Thursday, November 29, 2018

Economist: Financial conditions moderate for cow/calf producers

Producers seeking to improve cost structure will need to pay close attention to feed and pasture.

While corn and soybeans received much of the spotlight during the farm economy boom, cow/calf producers also experienced record returns during that period. Since then, however, cow/calf producers have faced declining revenues and slow-to-adjust production expenses, according to agricultural economist David Widmar.
While benefiting from strong cattle prices, Widmar pointed out that the contribution margin — the difference between total revenues and variable costs of production — in 2014 reached an eye-popping $575 per cow. This was well above any other year observed and equal to the sum total of previous eight years.
Widmar added, “2014 was a phenomenal year, to say the least.”
From there, returns fell to $53 per head in 2015, and conditions worsened in 2016 as the contribution margin turned negative to a loss of $5 per head.
“Only two other years, 2008 and 2009, have reported negative contribution margins. When contribution margins are negative, none of the fixed costs are covered, and there are no profits generated,” Widmar explained.
The tide turned in 2017, when conditions improved as contribution margins reached $84 per head. However, Widmar said the average annual contribution margin since 2001 has been $112 per head. “This includes the record-setting 2014. The median observation is $89 per head. This is to say that 50% of the observed data were above $89 per head, and half were less than $89,” he said.
Digging deeper
According to Widmar, revenue per cow in 2014 nearly reached $1,400, well above observations seen prior or since. Leading up to 2014, revenues rapidly exceeded slow-to-adjust variable costs, which Widmar said created historical returns. In 2015, revenues fell as variable costs continued to move higher.
Variable costs in 2016 turned lower, but not fast enough to offset rapidly declining revenues, Widmar explained.
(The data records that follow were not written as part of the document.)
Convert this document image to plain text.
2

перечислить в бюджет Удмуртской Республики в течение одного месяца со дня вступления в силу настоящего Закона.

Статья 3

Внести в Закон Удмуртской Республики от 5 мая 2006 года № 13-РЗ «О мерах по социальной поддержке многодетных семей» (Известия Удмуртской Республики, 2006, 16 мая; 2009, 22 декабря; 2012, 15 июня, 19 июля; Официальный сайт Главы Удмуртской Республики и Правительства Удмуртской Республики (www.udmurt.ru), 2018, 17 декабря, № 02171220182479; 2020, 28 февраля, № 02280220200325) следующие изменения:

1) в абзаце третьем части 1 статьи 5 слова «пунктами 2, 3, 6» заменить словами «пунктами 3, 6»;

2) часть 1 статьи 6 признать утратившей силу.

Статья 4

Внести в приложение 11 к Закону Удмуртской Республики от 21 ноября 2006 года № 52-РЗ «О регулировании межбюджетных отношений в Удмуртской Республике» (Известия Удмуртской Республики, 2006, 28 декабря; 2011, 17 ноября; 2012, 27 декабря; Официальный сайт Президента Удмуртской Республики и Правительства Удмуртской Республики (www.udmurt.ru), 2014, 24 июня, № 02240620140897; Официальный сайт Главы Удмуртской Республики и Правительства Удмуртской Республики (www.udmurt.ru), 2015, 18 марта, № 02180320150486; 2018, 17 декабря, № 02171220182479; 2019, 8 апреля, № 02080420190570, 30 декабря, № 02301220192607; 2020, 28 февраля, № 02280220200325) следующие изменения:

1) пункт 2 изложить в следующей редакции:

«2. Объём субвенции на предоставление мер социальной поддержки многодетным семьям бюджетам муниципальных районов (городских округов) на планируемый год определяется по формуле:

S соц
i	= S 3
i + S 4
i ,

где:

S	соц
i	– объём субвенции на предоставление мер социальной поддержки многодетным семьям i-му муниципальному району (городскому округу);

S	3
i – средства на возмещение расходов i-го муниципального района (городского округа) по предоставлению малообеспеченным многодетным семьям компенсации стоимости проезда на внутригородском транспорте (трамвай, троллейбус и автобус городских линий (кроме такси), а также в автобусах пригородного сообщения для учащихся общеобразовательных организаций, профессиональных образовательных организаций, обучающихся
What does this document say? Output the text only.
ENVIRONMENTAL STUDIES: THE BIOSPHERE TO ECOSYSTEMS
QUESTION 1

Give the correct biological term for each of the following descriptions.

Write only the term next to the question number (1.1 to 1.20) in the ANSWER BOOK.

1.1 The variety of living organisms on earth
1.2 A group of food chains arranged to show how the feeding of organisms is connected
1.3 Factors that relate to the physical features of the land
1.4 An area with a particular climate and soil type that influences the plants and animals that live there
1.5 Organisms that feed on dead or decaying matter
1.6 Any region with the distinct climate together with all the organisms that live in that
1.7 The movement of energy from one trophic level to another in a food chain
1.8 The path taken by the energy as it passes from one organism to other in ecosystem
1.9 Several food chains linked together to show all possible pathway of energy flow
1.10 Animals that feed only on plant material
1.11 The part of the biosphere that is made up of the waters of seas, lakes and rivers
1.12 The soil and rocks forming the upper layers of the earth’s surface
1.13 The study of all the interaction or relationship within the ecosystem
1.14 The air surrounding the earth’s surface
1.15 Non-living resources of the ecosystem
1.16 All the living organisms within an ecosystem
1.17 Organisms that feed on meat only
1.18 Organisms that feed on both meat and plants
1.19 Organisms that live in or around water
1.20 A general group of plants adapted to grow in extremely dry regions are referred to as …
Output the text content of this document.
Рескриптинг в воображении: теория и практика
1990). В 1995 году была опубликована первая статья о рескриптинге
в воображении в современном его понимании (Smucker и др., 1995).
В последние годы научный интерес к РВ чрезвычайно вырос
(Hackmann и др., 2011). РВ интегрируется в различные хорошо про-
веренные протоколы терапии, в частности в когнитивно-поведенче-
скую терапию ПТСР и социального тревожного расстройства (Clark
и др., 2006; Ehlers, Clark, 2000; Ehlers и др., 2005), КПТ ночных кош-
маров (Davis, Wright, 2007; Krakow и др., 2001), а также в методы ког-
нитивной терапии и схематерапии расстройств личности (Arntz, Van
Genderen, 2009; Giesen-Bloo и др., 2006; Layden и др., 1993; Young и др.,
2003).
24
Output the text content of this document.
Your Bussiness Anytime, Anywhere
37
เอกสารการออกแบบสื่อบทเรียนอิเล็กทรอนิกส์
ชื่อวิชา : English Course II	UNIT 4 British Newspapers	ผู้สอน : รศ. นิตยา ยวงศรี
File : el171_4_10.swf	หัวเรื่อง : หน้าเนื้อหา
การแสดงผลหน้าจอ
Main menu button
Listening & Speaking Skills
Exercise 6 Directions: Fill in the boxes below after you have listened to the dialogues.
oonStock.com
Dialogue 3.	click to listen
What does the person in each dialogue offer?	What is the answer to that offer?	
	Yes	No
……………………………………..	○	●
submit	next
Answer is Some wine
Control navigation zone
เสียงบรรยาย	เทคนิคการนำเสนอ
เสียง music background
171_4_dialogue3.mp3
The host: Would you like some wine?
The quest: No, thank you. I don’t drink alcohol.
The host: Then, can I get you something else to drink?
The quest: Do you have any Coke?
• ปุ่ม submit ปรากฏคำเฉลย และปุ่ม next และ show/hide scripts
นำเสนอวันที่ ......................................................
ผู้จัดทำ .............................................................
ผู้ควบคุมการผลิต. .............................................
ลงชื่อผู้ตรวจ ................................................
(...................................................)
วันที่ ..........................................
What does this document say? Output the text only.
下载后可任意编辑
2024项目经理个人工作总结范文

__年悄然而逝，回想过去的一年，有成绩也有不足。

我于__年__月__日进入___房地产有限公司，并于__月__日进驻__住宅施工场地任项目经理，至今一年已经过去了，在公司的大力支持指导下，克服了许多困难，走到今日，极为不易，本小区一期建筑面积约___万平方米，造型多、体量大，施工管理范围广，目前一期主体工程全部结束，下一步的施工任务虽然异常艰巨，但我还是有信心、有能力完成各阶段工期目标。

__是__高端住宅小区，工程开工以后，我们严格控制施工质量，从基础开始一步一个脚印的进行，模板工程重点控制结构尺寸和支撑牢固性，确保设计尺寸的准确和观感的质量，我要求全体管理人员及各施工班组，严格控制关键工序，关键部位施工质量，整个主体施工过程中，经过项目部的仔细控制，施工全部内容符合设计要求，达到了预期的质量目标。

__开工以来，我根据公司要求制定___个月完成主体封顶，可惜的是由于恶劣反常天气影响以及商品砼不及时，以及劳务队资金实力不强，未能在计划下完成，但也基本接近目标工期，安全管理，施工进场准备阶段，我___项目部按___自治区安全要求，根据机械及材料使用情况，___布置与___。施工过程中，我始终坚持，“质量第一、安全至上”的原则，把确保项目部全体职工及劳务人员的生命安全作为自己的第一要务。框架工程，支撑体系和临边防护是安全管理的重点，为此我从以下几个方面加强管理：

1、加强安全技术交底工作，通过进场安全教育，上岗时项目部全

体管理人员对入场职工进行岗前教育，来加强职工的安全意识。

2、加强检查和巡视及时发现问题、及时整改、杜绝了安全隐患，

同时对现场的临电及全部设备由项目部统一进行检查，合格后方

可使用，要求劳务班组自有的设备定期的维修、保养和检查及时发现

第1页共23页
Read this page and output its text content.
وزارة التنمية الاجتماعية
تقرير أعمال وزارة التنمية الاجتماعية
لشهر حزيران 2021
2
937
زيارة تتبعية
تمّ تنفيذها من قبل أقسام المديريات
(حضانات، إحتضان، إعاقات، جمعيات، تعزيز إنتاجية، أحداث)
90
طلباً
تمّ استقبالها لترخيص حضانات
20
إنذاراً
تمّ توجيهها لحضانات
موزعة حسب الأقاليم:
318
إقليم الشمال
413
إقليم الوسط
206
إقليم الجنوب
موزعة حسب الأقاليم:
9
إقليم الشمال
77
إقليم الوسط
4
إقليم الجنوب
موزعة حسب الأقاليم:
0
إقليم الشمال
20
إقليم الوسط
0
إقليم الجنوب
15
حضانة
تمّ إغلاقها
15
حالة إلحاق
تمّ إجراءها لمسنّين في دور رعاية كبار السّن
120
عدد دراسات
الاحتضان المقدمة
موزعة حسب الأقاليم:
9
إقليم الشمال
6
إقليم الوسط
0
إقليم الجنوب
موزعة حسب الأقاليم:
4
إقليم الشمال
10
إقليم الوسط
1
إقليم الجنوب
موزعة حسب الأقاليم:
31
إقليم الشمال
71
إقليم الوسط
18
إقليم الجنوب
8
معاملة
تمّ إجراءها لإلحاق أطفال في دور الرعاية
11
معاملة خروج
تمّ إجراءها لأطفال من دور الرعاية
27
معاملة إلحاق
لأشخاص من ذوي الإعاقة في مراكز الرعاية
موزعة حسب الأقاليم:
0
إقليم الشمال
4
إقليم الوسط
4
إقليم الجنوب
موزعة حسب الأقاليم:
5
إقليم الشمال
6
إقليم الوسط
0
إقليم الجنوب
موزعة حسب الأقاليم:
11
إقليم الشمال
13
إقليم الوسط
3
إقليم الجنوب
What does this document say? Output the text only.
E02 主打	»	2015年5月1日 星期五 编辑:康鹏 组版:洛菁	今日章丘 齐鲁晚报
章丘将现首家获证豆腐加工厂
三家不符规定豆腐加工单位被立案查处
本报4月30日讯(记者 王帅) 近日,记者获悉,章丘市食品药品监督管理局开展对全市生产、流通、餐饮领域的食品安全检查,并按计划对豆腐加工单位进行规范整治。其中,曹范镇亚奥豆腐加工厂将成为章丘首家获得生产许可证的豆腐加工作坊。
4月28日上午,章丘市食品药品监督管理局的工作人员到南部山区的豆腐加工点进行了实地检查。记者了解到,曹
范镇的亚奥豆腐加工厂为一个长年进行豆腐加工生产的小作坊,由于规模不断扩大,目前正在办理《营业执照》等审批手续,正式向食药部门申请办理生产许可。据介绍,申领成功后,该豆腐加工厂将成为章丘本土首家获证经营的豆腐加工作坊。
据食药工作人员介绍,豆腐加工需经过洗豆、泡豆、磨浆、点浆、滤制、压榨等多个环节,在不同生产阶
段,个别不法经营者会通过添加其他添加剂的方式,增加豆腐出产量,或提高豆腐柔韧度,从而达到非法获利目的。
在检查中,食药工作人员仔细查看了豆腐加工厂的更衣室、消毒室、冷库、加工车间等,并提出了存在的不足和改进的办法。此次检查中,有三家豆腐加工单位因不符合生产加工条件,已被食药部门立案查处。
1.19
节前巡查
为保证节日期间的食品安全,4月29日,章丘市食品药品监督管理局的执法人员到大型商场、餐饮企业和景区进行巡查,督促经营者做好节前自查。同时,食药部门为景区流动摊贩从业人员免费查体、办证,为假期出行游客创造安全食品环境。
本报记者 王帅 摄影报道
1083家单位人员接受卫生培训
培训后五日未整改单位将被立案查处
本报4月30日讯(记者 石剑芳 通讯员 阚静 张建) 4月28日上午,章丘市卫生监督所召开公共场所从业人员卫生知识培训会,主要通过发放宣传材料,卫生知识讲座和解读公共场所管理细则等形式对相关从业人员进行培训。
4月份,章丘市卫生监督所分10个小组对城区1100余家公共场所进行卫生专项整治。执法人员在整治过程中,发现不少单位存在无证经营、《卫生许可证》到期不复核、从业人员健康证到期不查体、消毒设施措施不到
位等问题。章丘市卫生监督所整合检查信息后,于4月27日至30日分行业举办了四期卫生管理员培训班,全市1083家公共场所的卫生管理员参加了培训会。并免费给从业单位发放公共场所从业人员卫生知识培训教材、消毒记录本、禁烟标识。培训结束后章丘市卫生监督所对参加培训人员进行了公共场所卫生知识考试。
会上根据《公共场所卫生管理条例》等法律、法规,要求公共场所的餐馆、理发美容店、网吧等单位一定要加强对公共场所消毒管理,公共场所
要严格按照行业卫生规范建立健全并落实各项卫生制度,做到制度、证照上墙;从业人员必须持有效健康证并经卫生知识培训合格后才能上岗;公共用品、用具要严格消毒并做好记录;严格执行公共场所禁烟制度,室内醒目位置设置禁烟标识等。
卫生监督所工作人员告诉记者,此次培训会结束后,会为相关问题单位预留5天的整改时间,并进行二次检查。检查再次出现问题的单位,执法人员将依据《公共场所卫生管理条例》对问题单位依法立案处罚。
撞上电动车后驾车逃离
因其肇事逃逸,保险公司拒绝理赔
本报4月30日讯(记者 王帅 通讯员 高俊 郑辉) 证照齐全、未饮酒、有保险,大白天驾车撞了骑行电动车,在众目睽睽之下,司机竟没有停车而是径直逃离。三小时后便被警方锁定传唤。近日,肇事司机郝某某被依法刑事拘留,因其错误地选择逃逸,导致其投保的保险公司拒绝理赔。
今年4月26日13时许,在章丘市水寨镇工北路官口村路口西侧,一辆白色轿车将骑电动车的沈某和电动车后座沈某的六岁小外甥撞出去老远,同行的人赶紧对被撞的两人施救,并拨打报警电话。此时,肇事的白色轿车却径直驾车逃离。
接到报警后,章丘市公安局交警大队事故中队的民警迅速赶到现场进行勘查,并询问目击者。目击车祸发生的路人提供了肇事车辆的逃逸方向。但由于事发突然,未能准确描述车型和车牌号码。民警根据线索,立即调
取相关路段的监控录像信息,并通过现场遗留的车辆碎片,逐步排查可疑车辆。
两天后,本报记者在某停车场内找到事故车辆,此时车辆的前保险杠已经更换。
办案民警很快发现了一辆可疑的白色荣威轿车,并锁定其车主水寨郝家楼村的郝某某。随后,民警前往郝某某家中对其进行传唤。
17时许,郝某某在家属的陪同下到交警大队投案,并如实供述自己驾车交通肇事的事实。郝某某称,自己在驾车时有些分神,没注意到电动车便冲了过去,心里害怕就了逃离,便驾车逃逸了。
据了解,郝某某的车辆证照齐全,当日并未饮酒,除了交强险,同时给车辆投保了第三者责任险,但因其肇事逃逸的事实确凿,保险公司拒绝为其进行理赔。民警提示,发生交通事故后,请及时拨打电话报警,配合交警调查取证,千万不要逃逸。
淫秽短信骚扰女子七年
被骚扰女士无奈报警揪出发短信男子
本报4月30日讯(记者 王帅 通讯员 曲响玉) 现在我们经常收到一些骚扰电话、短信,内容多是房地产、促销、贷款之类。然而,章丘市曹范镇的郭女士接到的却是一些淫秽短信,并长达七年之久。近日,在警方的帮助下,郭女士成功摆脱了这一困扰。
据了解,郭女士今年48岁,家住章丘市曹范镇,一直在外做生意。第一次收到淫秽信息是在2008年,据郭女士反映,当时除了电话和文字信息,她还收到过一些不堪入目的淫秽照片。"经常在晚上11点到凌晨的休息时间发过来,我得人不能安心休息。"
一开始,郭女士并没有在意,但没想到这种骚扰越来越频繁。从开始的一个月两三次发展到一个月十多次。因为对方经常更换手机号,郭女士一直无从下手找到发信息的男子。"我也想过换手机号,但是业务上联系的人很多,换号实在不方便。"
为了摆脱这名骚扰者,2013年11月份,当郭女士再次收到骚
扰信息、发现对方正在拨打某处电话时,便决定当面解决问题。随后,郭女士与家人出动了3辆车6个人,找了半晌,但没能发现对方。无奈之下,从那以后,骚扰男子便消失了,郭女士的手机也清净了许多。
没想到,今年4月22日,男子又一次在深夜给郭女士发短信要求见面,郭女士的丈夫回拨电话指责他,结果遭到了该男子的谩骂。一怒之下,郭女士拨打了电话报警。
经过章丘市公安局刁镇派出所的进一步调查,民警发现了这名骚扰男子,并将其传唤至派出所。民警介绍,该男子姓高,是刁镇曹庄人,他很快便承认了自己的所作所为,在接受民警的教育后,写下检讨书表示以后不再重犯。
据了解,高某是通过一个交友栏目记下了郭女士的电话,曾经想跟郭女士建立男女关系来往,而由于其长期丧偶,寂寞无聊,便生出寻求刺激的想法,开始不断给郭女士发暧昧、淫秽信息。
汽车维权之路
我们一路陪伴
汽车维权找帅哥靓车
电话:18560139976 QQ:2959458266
This, he said, led to the negative contribution margins. By 2017, revenues turned higher as variable costs continued lower, both positively helping producer financial conditions.
“For context, feed and pasture represent a significant share of variable costs for cow/calf producers," he said. "In 2017, these collectively accounted for 67% of total variable expenses.”
Today, total revenue remains historically strong, Widmar noted.
“Even after significant declines since 2014, total revenue has remained above $600 per head. Before 2009, revenues only occasionally reached $600 per head.  This is similar for total variable costs. Even after turning lower since 2015, variable costs remain above levels observed before 2012.”
Improving cost structure
While cow/calf producers did not miss the farm economy boom, Widmar said revenues since the peak in 2014 have fallen faster than variable costs could adjust. This, he said, led to negative contribution margins in 2016. In 2017, however, conditions improved on continued lower variable costs and higher revenue.
Looking ahead, Widmar said producers seeking ways to improve their cost structure will need to pay close attention to feed and pasture. “In 2017, these two categories accounted for two-thirds of variable costs,” he said.